How can I have private, pre-allocated vectors in each of the functions?
I know that full privacy is not possible in Julia, but with code like shown here it is way too easy to modify vectors that should be private to function first!()
by accident in function second!()
.
Furthermore, it is not clear from reading the code which of the members of the struct Solver
are supposed to be private and which don’t.
How would you re-write these lines, using a lazy cache?
gamma = copy(gamma_new)
abs_gamma_new = copy(gamma_new)
induced_velocity_all = zeros(n_panels, 3)
relative_velocity_array = similar(va_array)
relative_velocity_crossz = similar(relative_velocity_array)

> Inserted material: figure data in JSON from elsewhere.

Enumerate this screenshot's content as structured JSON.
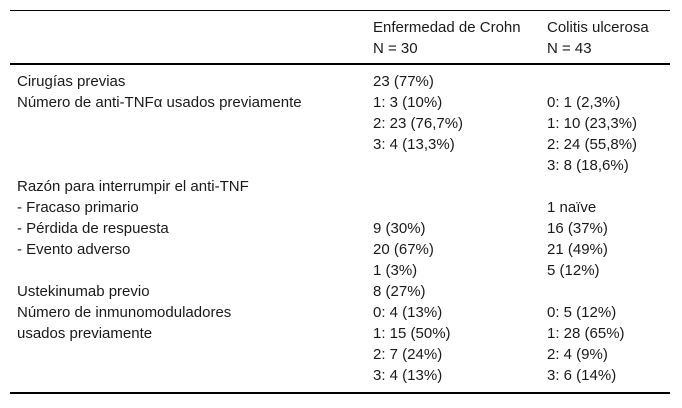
{
  "table": {
    "columns": [
      {
        "title": "",
        "subtitle": ""
      },
      {
        "title": "Enfermedad de Crohn",
        "subtitle": "N = 30"
      },
      {
        "title": "Colitis ulcerosa",
        "subtitle": "N = 43"
      }
    ],
    "rows": [
      {
        "label": "Cirugías previas",
        "cd": "23 (77%)",
        "uc": ""
      },
      {
        "label": "Número de anti-TNFα usados previamente",
        "cd": "1: 3 (10%)",
        "uc": "0: 1 (2,3%)"
      },
      {
        "label": "",
        "cd": "2: 23 (76,7%)",
        "uc": "1: 10 (23,3%)"
      },
      {
        "label": "",
        "cd": "3: 4 (13,3%)",
        "uc": "2: 24 (55,8%)"
      },
      {
        "label": "",
        "cd": "",
        "uc": "3: 8 (18,6%)"
      },
      {
        "label": "Razón para interrumpir el anti-TNF",
        "cd": "",
        "uc": ""
      },
      {
        "label": "- Fracaso primario",
        "cd": "",
        "uc": "1 naïve"
      },
      {
        "label": "- Pérdida de respuesta",
        "cd": "9 (30%)",
        "uc": "16 (37%)"
      },
      {
        "label": "- Evento adverso",
        "cd": "20 (67%)",
        "uc": "21 (49%)"
      },
      {
        "label": "",
        "cd": "1 (3%)",
        "uc": "5 (12%)"
      },
      {
        "label": "Ustekinumab previo",
        "cd": "8 (27%)",
        "uc": ""
      },
      {
        "label": "Número de inmunomoduladores",
        "cd": "0: 4 (13%)",
        "uc": "0: 5 (12%)"
      },
      {
        "label": "usados previamente",
        "cd": "1: 15 (50%)",
        "uc": "1: 28 (65%)"
      },
      {
        "label": "",
        "cd": "2: 7 (24%)",
        "uc": "2: 4 (9%)"
      },
      {
        "label": "",
        "cd": "3: 4 (13%)",
        "uc": "3: 6 (14%)"
      }
    ]
  },
  "colors": {
    "background": "#ffffff",
    "text": "#1a1a1a",
    "rule": "#000000"
  }
}
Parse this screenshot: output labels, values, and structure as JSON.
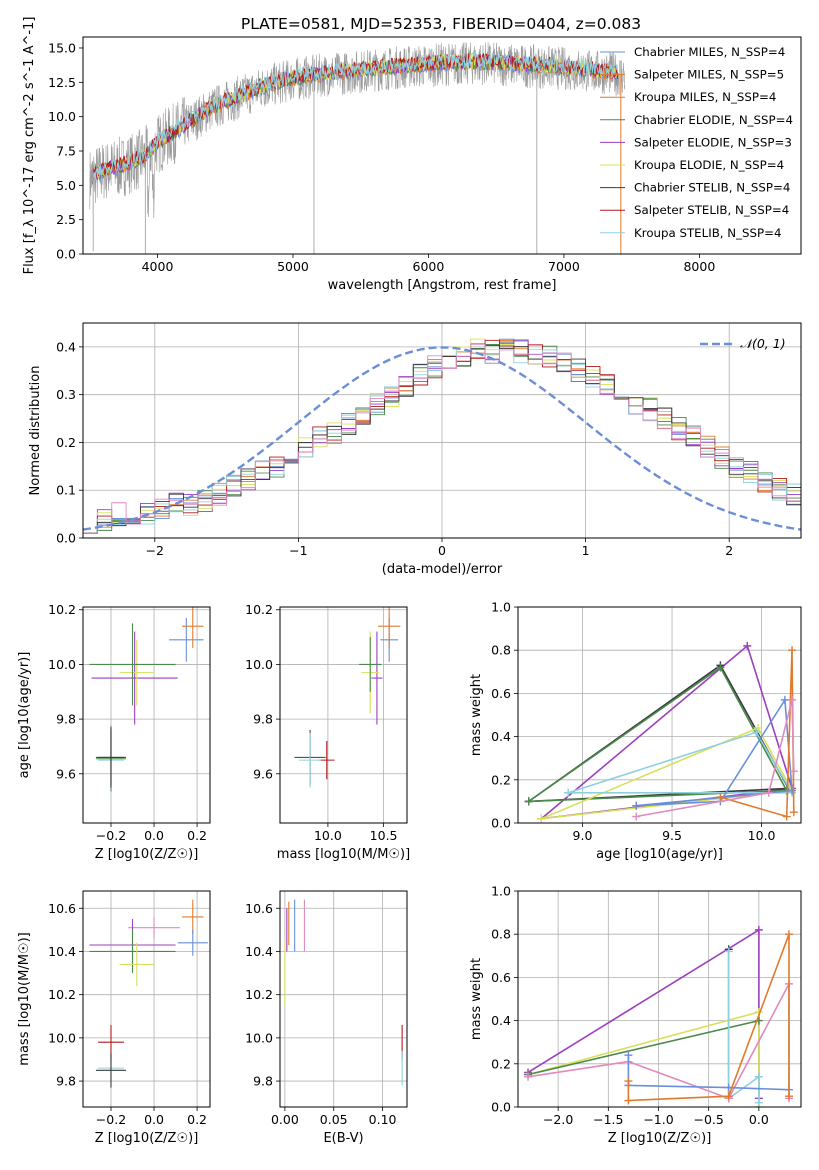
{
  "figure": {
    "title": "PLATE=0581, MJD=52353, FIBERID=0404, z=0.083"
  },
  "colors": {
    "c0": "#6a8fd8",
    "c1": "#e07b2e",
    "c2": "#9a9a9a",
    "c3": "#4a8a4a",
    "c4": "#9c3fc0",
    "c5": "#d7e05a",
    "c6": "#3a3a3a",
    "c7": "#b21a1a",
    "c8": "#8fd0e0"
  },
  "chart_data": [
    {
      "id": "spectrum",
      "type": "line",
      "xlabel": "wavelength [Angstrom, rest frame]",
      "ylabel": "Flux [f_λ 10^-17 erg cm^-2 s^-1 A^-1]",
      "xlim": [
        3450,
        8750
      ],
      "ylim": [
        0,
        15.8
      ],
      "xticks": [
        4000,
        5000,
        6000,
        7000,
        8000
      ],
      "yticks": [
        0.0,
        2.5,
        5.0,
        7.5,
        10.0,
        12.5,
        15.0
      ],
      "legend_position": "top-right",
      "series": [
        {
          "name": "Chabrier MILES, N_SSP=4"
        },
        {
          "name": "Salpeter MILES, N_SSP=5"
        },
        {
          "name": "Kroupa MILES, N_SSP=4"
        },
        {
          "name": "Chabrier ELODIE, N_SSP=4"
        },
        {
          "name": "Salpeter ELODIE, N_SSP=3"
        },
        {
          "name": "Kroupa ELODIE, N_SSP=4"
        },
        {
          "name": "Chabrier STELIB, N_SSP=4"
        },
        {
          "name": "Salpeter STELIB, N_SSP=4"
        },
        {
          "name": "Kroupa STELIB, N_SSP=4"
        }
      ],
      "model_continuum": {
        "x": [
          3500,
          3600,
          3750,
          3900,
          4000,
          4200,
          4400,
          4600,
          4800,
          5000,
          5200,
          5500,
          5800,
          6100,
          6400,
          6700,
          7000,
          7300,
          7450
        ],
        "y": [
          5.5,
          6.0,
          6.4,
          7.0,
          8.0,
          9.3,
          10.6,
          11.4,
          12.2,
          12.7,
          13.0,
          13.3,
          13.6,
          13.8,
          13.9,
          13.7,
          13.5,
          13.2,
          13.0
        ]
      }
    },
    {
      "id": "residuals",
      "type": "bar",
      "xlabel": "(data-model)/error",
      "ylabel": "Normed distribution",
      "xlim": [
        -2.5,
        2.5
      ],
      "ylim": [
        0,
        0.45
      ],
      "xticks": [
        -2,
        -1,
        0,
        1,
        2
      ],
      "yticks": [
        0.0,
        0.1,
        0.2,
        0.3,
        0.4
      ],
      "legend_entry": "𝒩(0, 1)",
      "legend_position": "top-right",
      "bin_edges_start": -2.5,
      "bin_width": 0.1,
      "hist_base": [
        0.03,
        0.04,
        0.05,
        0.05,
        0.05,
        0.06,
        0.07,
        0.07,
        0.08,
        0.09,
        0.11,
        0.12,
        0.14,
        0.15,
        0.17,
        0.19,
        0.21,
        0.22,
        0.24,
        0.26,
        0.28,
        0.3,
        0.32,
        0.34,
        0.36,
        0.37,
        0.38,
        0.4,
        0.39,
        0.4,
        0.39,
        0.38,
        0.38,
        0.37,
        0.35,
        0.34,
        0.32,
        0.3,
        0.28,
        0.27,
        0.25,
        0.23,
        0.21,
        0.19,
        0.17,
        0.15,
        0.14,
        0.12,
        0.1,
        0.09,
        0.07,
        0.06,
        0.05,
        0.05,
        0.04,
        0.04,
        0.03,
        0.03,
        0.03,
        0.03
      ]
    },
    {
      "id": "age_vs_Z",
      "type": "scatter",
      "xlabel": "Z [log10(Z/Z☉)]",
      "ylabel": "age  [log10(age/yr)]",
      "xlim": [
        -0.33,
        0.26
      ],
      "ylim": [
        9.42,
        10.21
      ],
      "xticks": [
        -0.2,
        0.0,
        0.2
      ],
      "yticks": [
        9.6,
        9.8,
        10.0,
        10.2
      ],
      "points": [
        {
          "c": "c0",
          "x": 0.15,
          "y": 10.09,
          "xerr": 0.08,
          "yerr": 0.08
        },
        {
          "c": "c1",
          "x": 0.18,
          "y": 10.14,
          "xerr": 0.05,
          "yerr": 0.08
        },
        {
          "c": "c4",
          "x": -0.09,
          "y": 9.95,
          "xerr": 0.2,
          "yerr": 0.17
        },
        {
          "c": "c5",
          "x": -0.08,
          "y": 9.97,
          "xerr": 0.08,
          "yerr": 0.12
        },
        {
          "c": "c3",
          "x": -0.1,
          "y": 10.0,
          "xerr": 0.2,
          "yerr": 0.15
        },
        {
          "c": "c6",
          "x": -0.2,
          "y": 9.66,
          "xerr": 0.07,
          "yerr": 0.1
        },
        {
          "c": "c8",
          "x": -0.2,
          "y": 9.65,
          "xerr": 0.06,
          "yerr": 0.1
        },
        {
          "c": "c3",
          "x": -0.2,
          "y": 9.655,
          "xerr": 0.07,
          "yerr": 0.12
        },
        {
          "c": "c6",
          "x": -0.2,
          "y": 9.66,
          "xerr": 0.06,
          "yerr": 0.11
        }
      ]
    },
    {
      "id": "age_vs_mass",
      "type": "scatter",
      "xlabel": "mass [log10(M/M☉)]",
      "ylabel": "",
      "xlim": [
        9.57,
        10.71
      ],
      "ylim": [
        9.42,
        10.21
      ],
      "xticks": [
        10.0,
        10.5
      ],
      "yticks": [
        9.6,
        9.8,
        10.0,
        10.2
      ],
      "points": [
        {
          "c": "c0",
          "x": 10.55,
          "y": 10.09,
          "xerr": 0.08,
          "yerr": 0.08
        },
        {
          "c": "c1",
          "x": 10.55,
          "y": 10.14,
          "xerr": 0.1,
          "yerr": 0.08
        },
        {
          "c": "c4",
          "x": 10.44,
          "y": 9.95,
          "xerr": 0.05,
          "yerr": 0.17
        },
        {
          "c": "c5",
          "x": 10.38,
          "y": 9.97,
          "xerr": 0.08,
          "yerr": 0.15
        },
        {
          "c": "c3",
          "x": 10.38,
          "y": 10.0,
          "xerr": 0.1,
          "yerr": 0.1
        },
        {
          "c": "c7",
          "x": 9.99,
          "y": 9.65,
          "xerr": 0.07,
          "yerr": 0.07
        },
        {
          "c": "c6",
          "x": 9.84,
          "y": 9.66,
          "xerr": 0.14,
          "yerr": 0.1
        },
        {
          "c": "c8",
          "x": 9.84,
          "y": 9.65,
          "xerr": 0.1,
          "yerr": 0.1
        }
      ]
    },
    {
      "id": "massweight_vs_age",
      "type": "line",
      "xlabel": "age  [log10(age/yr)]",
      "ylabel": "mass weight",
      "xlim": [
        8.64,
        10.22
      ],
      "ylim": [
        0,
        1
      ],
      "xticks": [
        9.0,
        9.5,
        10.0
      ],
      "yticks": [
        0.0,
        0.2,
        0.4,
        0.6,
        0.8,
        1.0
      ],
      "series": [
        {
          "c": "c4",
          "x": [
            8.77,
            9.92,
            10.17,
            8.77
          ],
          "y": [
            0.02,
            0.82,
            0.16,
            0.02
          ]
        },
        {
          "c": "c6",
          "x": [
            8.7,
            9.77,
            10.15,
            8.7
          ],
          "y": [
            0.1,
            0.73,
            0.16,
            0.1
          ]
        },
        {
          "c": "c3",
          "x": [
            8.7,
            9.77,
            10.14,
            8.7
          ],
          "y": [
            0.1,
            0.72,
            0.15,
            0.1
          ]
        },
        {
          "c": "c5",
          "x": [
            8.77,
            9.98,
            10.17,
            8.77
          ],
          "y": [
            0.02,
            0.44,
            0.15,
            0.02
          ]
        },
        {
          "c": "c8",
          "x": [
            8.92,
            9.97,
            10.17,
            8.92
          ],
          "y": [
            0.14,
            0.42,
            0.14,
            0.14
          ]
        },
        {
          "c": "c0",
          "x": [
            9.3,
            9.77,
            10.13,
            10.17,
            9.3
          ],
          "y": [
            0.08,
            0.1,
            0.57,
            0.15,
            0.08
          ]
        },
        {
          "c": "c1",
          "x": [
            9.77,
            10.14,
            10.17,
            10.18
          ],
          "y": [
            0.12,
            0.03,
            0.8,
            0.05
          ]
        },
        {
          "c": "i0",
          "x": [
            9.3,
            10.04,
            10.17,
            10.18
          ],
          "y": [
            0.03,
            0.14,
            0.57,
            0.24
          ]
        }
      ]
    },
    {
      "id": "mass_vs_Z",
      "type": "scatter",
      "xlabel": "Z [log10(Z/Z☉)]",
      "ylabel": "mass [log10(M/M☉)]",
      "xlim": [
        -0.33,
        0.26
      ],
      "ylim": [
        9.68,
        10.68
      ],
      "xticks": [
        -0.2,
        0.0,
        0.2
      ],
      "yticks": [
        9.8,
        10.0,
        10.2,
        10.4,
        10.6
      ],
      "points": [
        {
          "c": "c1",
          "x": 0.18,
          "y": 10.56,
          "xerr": 0.05,
          "yerr": 0.08
        },
        {
          "c": "c0",
          "x": 0.18,
          "y": 10.44,
          "xerr": 0.07,
          "yerr": 0.06
        },
        {
          "c": "i0",
          "x": 0.0,
          "y": 10.51,
          "xerr": 0.12,
          "yerr": 0.05
        },
        {
          "c": "c4",
          "x": -0.1,
          "y": 10.43,
          "xerr": 0.2,
          "yerr": 0.12
        },
        {
          "c": "c3",
          "x": -0.1,
          "y": 10.4,
          "xerr": 0.2,
          "yerr": 0.1
        },
        {
          "c": "c5",
          "x": -0.08,
          "y": 10.34,
          "xerr": 0.08,
          "yerr": 0.1
        },
        {
          "c": "c7",
          "x": -0.2,
          "y": 9.98,
          "xerr": 0.06,
          "yerr": 0.08
        },
        {
          "c": "c8",
          "x": -0.2,
          "y": 9.86,
          "xerr": 0.06,
          "yerr": 0.06
        },
        {
          "c": "c6",
          "x": -0.2,
          "y": 9.85,
          "xerr": 0.07,
          "yerr": 0.08
        }
      ]
    },
    {
      "id": "mass_vs_ebv",
      "type": "scatter",
      "xlabel": "E(B-V)",
      "ylabel": "",
      "xlim": [
        -0.005,
        0.125
      ],
      "ylim": [
        9.68,
        10.68
      ],
      "xticks": [
        0.0,
        0.05,
        0.1
      ],
      "yticks": [
        9.8,
        10.0,
        10.2,
        10.4,
        10.6
      ],
      "points": [
        {
          "c": "c4",
          "x": 0.002,
          "y": 10.5,
          "xerr": 0,
          "yerr": 0.1
        },
        {
          "c": "c1",
          "x": 0.004,
          "y": 10.53,
          "xerr": 0,
          "yerr": 0.1
        },
        {
          "c": "c5",
          "x": 0.0,
          "y": 10.3,
          "xerr": 0,
          "yerr": 0.15
        },
        {
          "c": "c0",
          "x": 0.01,
          "y": 10.52,
          "xerr": 0,
          "yerr": 0.12
        },
        {
          "c": "i0",
          "x": 0.02,
          "y": 10.52,
          "xerr": 0,
          "yerr": 0.12
        },
        {
          "c": "c7",
          "x": 0.12,
          "y": 9.98,
          "xerr": 0,
          "yerr": 0.08
        },
        {
          "c": "c8",
          "x": 0.12,
          "y": 9.86,
          "xerr": 0,
          "yerr": 0.08
        }
      ]
    },
    {
      "id": "massweight_vs_Z",
      "type": "line",
      "xlabel": "Z [log10(Z/Z☉)]",
      "ylabel": "mass weight",
      "xlim": [
        -2.4,
        0.42
      ],
      "ylim": [
        0,
        1
      ],
      "xticks": [
        -2.0,
        -1.5,
        -1.0,
        -0.5,
        0.0
      ],
      "yticks": [
        0.0,
        0.2,
        0.4,
        0.6,
        0.8,
        1.0
      ],
      "series": [
        {
          "c": "c4",
          "x": [
            -2.3,
            0.0,
            0.0
          ],
          "y": [
            0.16,
            0.82,
            0.04
          ]
        },
        {
          "c": "c5",
          "x": [
            -2.3,
            0.0,
            0.0
          ],
          "y": [
            0.15,
            0.44,
            0.0
          ]
        },
        {
          "c": "c3",
          "x": [
            -2.3,
            0.0
          ],
          "y": [
            0.15,
            0.4
          ]
        },
        {
          "c": "c6",
          "x": [
            -0.3,
            -0.3
          ],
          "y": [
            0.73,
            0.04
          ]
        },
        {
          "c": "c8",
          "x": [
            -0.3,
            -0.3,
            0.0,
            0.0
          ],
          "y": [
            0.72,
            0.04,
            0.14,
            0.02
          ]
        },
        {
          "c": "i0",
          "x": [
            -2.3,
            -1.3,
            -0.3,
            0.3,
            0.3
          ],
          "y": [
            0.14,
            0.21,
            0.04,
            0.57,
            0.04
          ]
        },
        {
          "c": "c0",
          "x": [
            -1.3,
            -1.3,
            -0.3,
            0.3
          ],
          "y": [
            0.24,
            0.1,
            0.09,
            0.08
          ]
        },
        {
          "c": "c1",
          "x": [
            -1.3,
            -1.3,
            -0.3,
            0.3,
            0.3
          ],
          "y": [
            0.12,
            0.03,
            0.05,
            0.8,
            0.05
          ]
        }
      ]
    }
  ]
}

v_acrossz_array = similar(va_array)
cl_array = zeros(n_panels)
damp = zeros(length(gamma))
v_normal_array = zeros(n_panels)
v_tangential_array = zeros(n_panels)
Function signature:
function gamma_loop(
solver::Solver,
body_aero::BodyAerodynamics,
gamma_new::Vector{Float64},
va_array::Matrix{Float64},
chord_array::Vector{Float64},
x_airf_array::Matrix{Float64},
y_airf_array::Matrix{Float64},
z_airf_array::Matrix{Float64},
panels::Vector{Panel},
relaxation_factor::Float64;
log::Bool = true
)
the hard way :
function gamma_loop(
gamma_new::Vector{Float64},
va_array::Matrix{Float64},
cache
)
gamma = cache[gamma_new]
abs_gamma_new = cache[gamma_new]
induced_velocity_all = cache[va_array]
relative_velocity_array = cache[va_array]
relative_velocity_crossz = cache[relative_velocity_array]
v_acrossz_array = cache[va_array]
cl_array = cache[gamma_new]
damp = cache[gamma_new]
v_normal_array = cache[gamma_new]
v_tangential_array = cache[gamma_new]
va_array .+= v_tangential_array .+ v_normal_array .+ damp .+ cl_array .+ v_acrossz_array .+ relative_velocity_array .+ relative_velocity_array .+ relative_velocity_crossz .+ induced_velocity_all .+gamma .+ abs_gamma_new
return nothing
end
n_panels = 100
gamma_new = zeros(n_panels)
va_array = zeros(n_panels, 3)
cache = PreallocationTools.LazyBufferCache()
@time gamma_loop(gamma_new, va_array, cache)
but obviously you should still reuse cache when you can instead of creating so many but each will be its own cache even between function. Note that anything can be in a cache (like with similar). but here it is after
using BenchmarkTools
@btime gamma_loop($gamma_new, $va_array, $cache)
1.100 μs (0 allocations: 0 bytes)
And do I need these two lines:
gamma = cache[gamma_new]
gamma .= gamma_new
Or is gamma already initialized after the first line?
And do I need one cache per variable? Or one cache per function? Or one cache per type?
I currently create the cache with:
const cache = LazyBufferCache()
Think of it as a global dictionary if the key exists you get the data otherwise it’s set ( it’s more complicated than that for type stability but you can think of it like that). I think you have to do it yes try to print it.
So I guess I need two caches for these two lines:
gamma = copy(gamma_new)
abs_gamma_new = copy(gamma_new)
Because they share the same key.
Like:
gamma = cache1[gamma_new]
abs_gamma_new = cache2[gamma_new]
yes,
using PreallocationTools
function mul2(arr,cache)
arrcopy1 = cache[arr]
arrcopy2 = cache[arr]
@info arrcopy1 === arrcopy2
end
arr = ones(10)
cache = PreallocationTools.LazyBufferCache()
mul2(arr,cache)
[ Info: true
I also tested arrcopy1 is not equal to arr here